Alice (a.k.a. Alicja) is a 1982 musical-fantasy film directed by Jacek Bromski. A Belgian and Polish co-production, it is a modern telling of Lewis Carroll's 1865 Alice's Adventures in Wonderland story and stars French actress Sophie Barjac in the title role. Jean-Pierre Cassel plays the jogger named Rabbit with whom Alice falls in love; Susannah York, Paul Nicholas, Jack Wild, Tracy Hyde, Peter Straker and Dominic Guard all have supporting roles.

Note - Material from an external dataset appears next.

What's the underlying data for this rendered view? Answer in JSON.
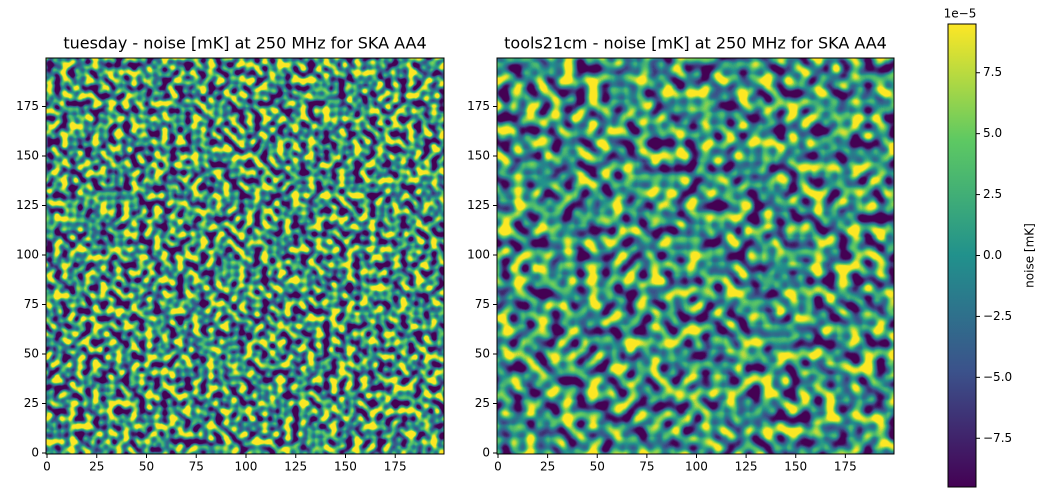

The film features a musical score by Henri Seroka and lyrics by Gyllianna. Barjac's vocals were dubbed by the Scottish singer Lulu. The film is relatively obscure despite the participation of well-known talent.

==Plot==
The screenplay draws its inspiration loosely from Carroll's story, but begins with Alice witnessing a murder.

==Cast==
- Sophie Barjac as Alice
- Jean-Pierre Cassel as Rabbit
- Susannah York as Queenie
- Paul Nicholas as Cheshire Cat / Caterpillar
- Lulu as Alice (singing voice)
- Tracy Hyde as Mona
- Jack Wild as Mock Turtle
- Dominic Guard as Gryphon
- Peter Straker as Mad Hatter
- Marc Seaberg as March Hare
- David Toguri as Duchess

==Music==
All of the main cast have singing parts, with the exception of Barjac whose vocals were performed by Lulu. She is featured as a soloist on three songs: "Hello My Friend", "Love is the Answer", and "Maybe I'm In Love Again"; and in duet and ensemble performances of several other songs. The complete soundtrack was released as a double LP in Poland, with a selection of excerpts also released on cassette.

== Release ==
The film was internationally released as Alice or Alicja; and to German-speaking audiences under the title Alicja im Horrorland. In 1986 it was released on VHS in the United States and Canada by Karl-Lorimar Home Video, and later on an English-language DVD in Poland with Polish and French subtitles, packaged with an accompanying soundtrack CD.

== Reception ==
The film is considered a curiosity "worth seeking out" "(f)or anyone who’s a Lulu fan".
This version is also said to emphasize Carroll's obsessiveness.
Leonard Maltin found it "entertaining".
A retrospective review of the DVD version praised the music and choreography but is very negative about all the rest, the plot in particular, deemed non-existent.